His mission, of course, is to find ways of saving capitalism from itself. His focus is the huge global financial imbalances that have come to characterise the system since 2000. The US has been absorbing around 70 percent of the world's current account deficits. In other words, it has been borrowing and consuming vastly more than it has been producing.
On the other side of the equation are the "emerging market economies", running huge current account surpluses, accumulating vast foreign currency reserves, and lending on a massive scale to the US. Above all, argues Wolf, there is China, "the titan of reserve accumulation", and a country that is "now playing a unique dual role in the world economy: it is both the largest exporter of capital (as Britain was in the late 19th century) and a fast growing emerging giant (the role played by the US at that time)."
The scale of the shift is awesome. The emerging market economies had turned a 1999 collective current account deficit into a $544 billion surplus by 2006, stacking up foreign currency reserves of $2.65 trillion in the process, amounting to what Wolf calls "the biggest recycling operation in history". This is in large part a response to the debilitating crises of the 1980s and 1990s.
Wolf is unequivocal that "the age of financial liberalisation became the age of crisis" - the worst in the history of capitalism. First, finance capital flowed to Latin America and Asia, where developing economies ran big deficits, became heavily indebted, and then faced a series of crippling financial panics. The economic cost was huge. The taxpayer bill in Indonesia in 1997 and in Argentina in the early 1980s was more than half the total national output in each case.

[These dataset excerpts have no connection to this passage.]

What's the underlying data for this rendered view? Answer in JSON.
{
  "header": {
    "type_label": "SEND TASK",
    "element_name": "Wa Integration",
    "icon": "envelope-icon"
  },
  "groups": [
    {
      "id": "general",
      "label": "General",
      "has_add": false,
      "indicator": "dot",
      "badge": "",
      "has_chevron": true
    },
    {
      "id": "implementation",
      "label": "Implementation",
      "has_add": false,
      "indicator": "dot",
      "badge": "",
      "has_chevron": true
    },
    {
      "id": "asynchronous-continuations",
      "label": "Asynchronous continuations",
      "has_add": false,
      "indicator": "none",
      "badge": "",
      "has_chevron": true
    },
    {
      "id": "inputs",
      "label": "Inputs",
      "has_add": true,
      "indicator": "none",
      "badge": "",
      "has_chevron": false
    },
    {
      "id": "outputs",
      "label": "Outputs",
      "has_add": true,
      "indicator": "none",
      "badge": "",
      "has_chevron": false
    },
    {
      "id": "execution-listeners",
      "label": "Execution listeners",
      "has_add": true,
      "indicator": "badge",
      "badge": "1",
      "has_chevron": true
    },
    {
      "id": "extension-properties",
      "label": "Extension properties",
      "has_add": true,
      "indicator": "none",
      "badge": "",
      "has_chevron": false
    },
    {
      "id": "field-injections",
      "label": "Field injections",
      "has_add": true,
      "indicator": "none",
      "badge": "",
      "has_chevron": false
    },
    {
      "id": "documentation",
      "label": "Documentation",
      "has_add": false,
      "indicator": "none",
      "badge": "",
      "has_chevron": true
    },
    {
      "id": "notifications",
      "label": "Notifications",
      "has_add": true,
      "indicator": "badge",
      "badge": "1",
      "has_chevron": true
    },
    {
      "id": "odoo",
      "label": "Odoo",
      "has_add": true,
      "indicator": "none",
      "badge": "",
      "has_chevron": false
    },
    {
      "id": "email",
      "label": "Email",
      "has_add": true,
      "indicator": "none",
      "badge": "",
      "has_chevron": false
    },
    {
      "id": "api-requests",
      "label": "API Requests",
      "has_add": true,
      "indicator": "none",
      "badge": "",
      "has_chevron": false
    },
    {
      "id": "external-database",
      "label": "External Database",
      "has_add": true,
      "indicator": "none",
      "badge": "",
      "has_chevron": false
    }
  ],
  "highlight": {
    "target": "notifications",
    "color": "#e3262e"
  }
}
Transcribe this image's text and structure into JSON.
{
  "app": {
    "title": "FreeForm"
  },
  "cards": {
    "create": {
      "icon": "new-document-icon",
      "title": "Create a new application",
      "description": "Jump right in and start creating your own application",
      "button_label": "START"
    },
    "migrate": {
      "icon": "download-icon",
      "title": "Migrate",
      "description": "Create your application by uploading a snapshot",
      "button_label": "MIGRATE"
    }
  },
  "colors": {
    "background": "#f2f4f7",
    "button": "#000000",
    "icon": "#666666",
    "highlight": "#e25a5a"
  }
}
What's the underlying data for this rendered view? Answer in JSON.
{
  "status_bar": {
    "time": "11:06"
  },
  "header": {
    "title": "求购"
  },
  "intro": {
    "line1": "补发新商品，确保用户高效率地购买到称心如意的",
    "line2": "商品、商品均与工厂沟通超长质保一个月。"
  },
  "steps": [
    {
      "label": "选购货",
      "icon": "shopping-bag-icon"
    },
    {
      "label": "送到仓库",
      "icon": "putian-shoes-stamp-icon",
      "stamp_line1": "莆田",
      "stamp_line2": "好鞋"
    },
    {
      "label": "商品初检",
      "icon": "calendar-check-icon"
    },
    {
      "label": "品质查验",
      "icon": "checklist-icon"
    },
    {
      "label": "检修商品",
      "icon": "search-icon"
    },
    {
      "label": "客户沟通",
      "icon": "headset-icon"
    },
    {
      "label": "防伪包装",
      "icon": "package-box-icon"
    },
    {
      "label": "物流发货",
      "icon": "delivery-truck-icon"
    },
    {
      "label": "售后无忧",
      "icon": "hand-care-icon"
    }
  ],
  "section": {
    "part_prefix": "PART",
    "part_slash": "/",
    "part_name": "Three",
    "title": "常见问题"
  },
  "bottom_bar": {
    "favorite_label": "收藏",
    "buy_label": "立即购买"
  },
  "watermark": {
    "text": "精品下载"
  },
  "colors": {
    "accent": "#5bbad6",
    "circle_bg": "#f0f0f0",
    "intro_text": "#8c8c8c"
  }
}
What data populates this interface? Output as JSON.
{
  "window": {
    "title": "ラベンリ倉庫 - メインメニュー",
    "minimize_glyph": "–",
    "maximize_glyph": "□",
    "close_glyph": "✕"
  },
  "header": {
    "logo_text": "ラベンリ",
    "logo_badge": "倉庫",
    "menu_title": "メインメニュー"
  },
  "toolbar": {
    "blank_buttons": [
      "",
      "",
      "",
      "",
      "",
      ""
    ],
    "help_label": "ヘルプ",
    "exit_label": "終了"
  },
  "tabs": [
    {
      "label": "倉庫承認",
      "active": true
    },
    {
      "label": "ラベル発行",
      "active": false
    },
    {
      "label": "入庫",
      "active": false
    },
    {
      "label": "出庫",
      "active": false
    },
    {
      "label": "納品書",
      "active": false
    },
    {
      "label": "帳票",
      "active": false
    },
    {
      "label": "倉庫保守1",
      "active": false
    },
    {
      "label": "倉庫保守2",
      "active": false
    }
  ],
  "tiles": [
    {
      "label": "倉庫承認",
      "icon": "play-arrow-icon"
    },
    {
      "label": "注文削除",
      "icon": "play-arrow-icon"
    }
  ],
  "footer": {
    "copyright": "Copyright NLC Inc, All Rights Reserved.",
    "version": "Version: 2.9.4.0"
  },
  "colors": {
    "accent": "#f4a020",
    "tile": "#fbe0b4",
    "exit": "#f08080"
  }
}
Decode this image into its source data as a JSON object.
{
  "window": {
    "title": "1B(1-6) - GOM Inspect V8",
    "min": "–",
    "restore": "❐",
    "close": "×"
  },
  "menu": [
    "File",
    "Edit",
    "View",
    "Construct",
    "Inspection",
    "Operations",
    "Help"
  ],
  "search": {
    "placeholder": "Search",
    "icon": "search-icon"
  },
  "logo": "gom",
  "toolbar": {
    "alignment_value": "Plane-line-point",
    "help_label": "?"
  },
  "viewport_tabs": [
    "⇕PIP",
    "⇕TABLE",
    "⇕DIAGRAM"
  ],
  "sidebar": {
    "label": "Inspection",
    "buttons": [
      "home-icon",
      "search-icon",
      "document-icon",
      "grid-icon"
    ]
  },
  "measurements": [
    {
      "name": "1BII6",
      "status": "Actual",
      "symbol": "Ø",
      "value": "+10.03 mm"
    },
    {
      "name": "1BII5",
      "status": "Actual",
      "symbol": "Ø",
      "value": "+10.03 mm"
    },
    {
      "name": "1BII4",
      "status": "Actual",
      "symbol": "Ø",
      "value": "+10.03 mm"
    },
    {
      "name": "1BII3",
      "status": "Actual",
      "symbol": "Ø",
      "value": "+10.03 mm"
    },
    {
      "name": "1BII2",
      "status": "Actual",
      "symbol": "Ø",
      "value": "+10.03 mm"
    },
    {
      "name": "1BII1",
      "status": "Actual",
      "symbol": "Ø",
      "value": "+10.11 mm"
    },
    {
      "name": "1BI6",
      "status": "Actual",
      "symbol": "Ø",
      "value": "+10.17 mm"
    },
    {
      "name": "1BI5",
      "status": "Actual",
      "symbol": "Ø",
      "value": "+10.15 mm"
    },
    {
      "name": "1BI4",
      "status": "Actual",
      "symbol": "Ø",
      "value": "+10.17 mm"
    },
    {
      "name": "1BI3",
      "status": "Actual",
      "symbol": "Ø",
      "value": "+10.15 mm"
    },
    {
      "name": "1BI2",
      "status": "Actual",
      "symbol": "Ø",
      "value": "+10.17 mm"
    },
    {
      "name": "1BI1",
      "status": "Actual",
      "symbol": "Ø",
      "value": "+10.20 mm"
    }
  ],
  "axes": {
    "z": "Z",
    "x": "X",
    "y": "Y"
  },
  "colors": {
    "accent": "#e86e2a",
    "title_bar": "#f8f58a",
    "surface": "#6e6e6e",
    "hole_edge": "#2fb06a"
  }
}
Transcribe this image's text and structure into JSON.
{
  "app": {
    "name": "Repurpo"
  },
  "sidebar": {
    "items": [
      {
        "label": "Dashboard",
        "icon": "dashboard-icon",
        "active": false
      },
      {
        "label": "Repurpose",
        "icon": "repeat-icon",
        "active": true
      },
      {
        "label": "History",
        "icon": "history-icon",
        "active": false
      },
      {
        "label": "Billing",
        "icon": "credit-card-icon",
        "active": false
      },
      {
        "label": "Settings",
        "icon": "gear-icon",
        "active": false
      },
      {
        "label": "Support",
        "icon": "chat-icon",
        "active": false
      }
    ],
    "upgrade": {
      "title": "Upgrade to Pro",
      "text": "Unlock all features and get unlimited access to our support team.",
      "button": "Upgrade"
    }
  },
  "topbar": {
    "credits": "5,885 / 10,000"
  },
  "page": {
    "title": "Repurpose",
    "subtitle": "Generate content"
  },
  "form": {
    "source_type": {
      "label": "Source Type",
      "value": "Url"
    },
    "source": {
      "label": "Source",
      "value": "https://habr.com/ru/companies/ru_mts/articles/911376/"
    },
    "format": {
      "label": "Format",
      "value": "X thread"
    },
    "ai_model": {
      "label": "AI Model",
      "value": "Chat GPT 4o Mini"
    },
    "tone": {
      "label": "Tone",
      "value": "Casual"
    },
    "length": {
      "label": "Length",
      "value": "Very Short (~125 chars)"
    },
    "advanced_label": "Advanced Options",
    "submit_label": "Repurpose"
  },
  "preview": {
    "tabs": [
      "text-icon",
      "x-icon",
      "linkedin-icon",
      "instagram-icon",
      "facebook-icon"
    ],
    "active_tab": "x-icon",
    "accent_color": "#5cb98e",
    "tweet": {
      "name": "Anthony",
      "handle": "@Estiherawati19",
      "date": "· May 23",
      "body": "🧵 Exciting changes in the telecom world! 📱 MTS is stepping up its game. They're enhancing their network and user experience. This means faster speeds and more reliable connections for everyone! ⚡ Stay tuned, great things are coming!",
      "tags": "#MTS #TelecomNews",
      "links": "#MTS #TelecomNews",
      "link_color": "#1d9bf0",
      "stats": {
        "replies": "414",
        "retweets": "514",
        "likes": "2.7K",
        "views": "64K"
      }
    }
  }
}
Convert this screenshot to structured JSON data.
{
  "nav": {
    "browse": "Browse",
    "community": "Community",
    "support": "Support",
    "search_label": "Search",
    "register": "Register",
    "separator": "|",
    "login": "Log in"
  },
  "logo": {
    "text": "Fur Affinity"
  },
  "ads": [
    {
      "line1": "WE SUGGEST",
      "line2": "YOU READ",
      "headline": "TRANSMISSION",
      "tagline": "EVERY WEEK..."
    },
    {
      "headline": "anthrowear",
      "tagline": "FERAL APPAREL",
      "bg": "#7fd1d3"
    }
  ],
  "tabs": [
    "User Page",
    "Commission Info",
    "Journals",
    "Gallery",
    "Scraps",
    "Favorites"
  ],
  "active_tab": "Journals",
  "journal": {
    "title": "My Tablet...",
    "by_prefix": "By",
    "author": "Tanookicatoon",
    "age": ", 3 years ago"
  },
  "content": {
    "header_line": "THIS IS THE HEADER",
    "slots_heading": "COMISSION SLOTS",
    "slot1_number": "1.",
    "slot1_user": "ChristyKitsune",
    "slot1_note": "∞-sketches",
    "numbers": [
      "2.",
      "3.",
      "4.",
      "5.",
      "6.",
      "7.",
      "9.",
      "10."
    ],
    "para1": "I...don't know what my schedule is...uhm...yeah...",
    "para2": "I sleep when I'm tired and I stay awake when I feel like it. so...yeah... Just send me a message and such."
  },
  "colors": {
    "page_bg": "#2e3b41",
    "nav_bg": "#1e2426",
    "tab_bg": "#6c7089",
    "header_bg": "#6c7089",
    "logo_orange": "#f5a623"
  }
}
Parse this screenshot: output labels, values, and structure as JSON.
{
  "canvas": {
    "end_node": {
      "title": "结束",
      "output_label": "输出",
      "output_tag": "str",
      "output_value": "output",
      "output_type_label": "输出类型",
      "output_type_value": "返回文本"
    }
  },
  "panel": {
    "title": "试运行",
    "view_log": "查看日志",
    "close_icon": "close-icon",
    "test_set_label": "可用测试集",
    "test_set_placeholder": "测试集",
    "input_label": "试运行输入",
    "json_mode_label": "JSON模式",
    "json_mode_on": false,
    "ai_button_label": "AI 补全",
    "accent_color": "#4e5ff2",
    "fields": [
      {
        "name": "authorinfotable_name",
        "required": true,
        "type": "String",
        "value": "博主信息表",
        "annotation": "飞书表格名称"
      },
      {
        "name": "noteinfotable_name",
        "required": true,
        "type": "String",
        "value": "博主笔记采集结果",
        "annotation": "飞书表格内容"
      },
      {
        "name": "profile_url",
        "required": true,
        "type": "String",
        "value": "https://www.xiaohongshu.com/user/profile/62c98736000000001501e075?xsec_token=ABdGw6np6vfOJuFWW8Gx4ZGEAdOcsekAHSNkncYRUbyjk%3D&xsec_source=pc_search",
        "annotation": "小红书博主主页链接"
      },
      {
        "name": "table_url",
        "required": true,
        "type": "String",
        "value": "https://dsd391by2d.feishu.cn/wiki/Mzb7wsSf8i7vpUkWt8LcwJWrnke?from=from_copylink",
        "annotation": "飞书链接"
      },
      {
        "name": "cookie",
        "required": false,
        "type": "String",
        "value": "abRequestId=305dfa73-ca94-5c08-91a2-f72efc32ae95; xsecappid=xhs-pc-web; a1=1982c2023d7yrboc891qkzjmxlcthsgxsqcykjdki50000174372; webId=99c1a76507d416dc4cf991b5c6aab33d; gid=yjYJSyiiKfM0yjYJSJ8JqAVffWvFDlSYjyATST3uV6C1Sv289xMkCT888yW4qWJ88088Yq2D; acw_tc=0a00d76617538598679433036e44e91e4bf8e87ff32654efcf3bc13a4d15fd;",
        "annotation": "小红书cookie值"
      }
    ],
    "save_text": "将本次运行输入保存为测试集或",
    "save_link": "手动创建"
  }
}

Burnt finger caution now informs policy-making in BRIC countries (Brazil, Russia, India, China) and elsewhere. Wolf charges them with destabilising global finance by running "savings glut" economies that have transformed the US into "the world's borrower of last resort" - a situation "neither sustainable nor desirable". He calls on the emerging market economies to increase domestic capital accumulation, enlarge their home markets and thus restore balance to the global trading system.
This is rather like asking a burn victim to relight the stove. And it shifts attention away from the pathological condition of US capitalism. The writing of the book predates the crash of October 2008, so the focus is less the global debt bubble than the huge financial imbalances. It is easy to be wiser now. Even so, Wolf clearly lacked the prescience of Keynesian critics of neoliberalism like Dan Atkinson and Larry Elliott (in Fantasy Island and The Gods that Failed). Scanning distant horizons, he failed to notice the cliff edge.
Why has the neoliberal era been one of "financial imbalances" and bubble and crash capitalism? Underlying the credit crunch and the crash is a long-term tendency for the rate of profit to fall, leading to underinvestment in productive industry and relatively slow rates of real growth. This has been compounded by the neoliberal assault on the working class, which has reduced wage levels and depressed consumer demand. Capital has therefore flowed into financial speculation, and workers have got into debt to buy houses and maintain living standards. Late capitalism has become a debt junkie. The neoliberal boom has been a product of a "permanent debt-economy".
One irony of Wolf's health cure for the system is his suggestion that emerging market economies need to develop their own financial services - notwithstanding his admission that "even the most sophisticated financial system is capable of excess".
This can now be rephrased: the most sophisticated financial system is the one most capable of excess. Under neoliberalism Western banks became gigantic engines for generating fictitious capital, selling paper titles to assets that did not exist, and building pyramids of promises to pay on top of black holes, creating a bubble of speculative frenzy and inflated values on a scale without historic precedent.
Wolf's study is an honest attempt to analyse some of the imbalances of finance capital in the neoliberal era. But it fails to recognise the underlying pathology of the system, or to predict the coming cataclysm. Consequently, its attempts to apportion blame do not convince, and its modest prescriptions for reform seem hopelessly irrelevant now.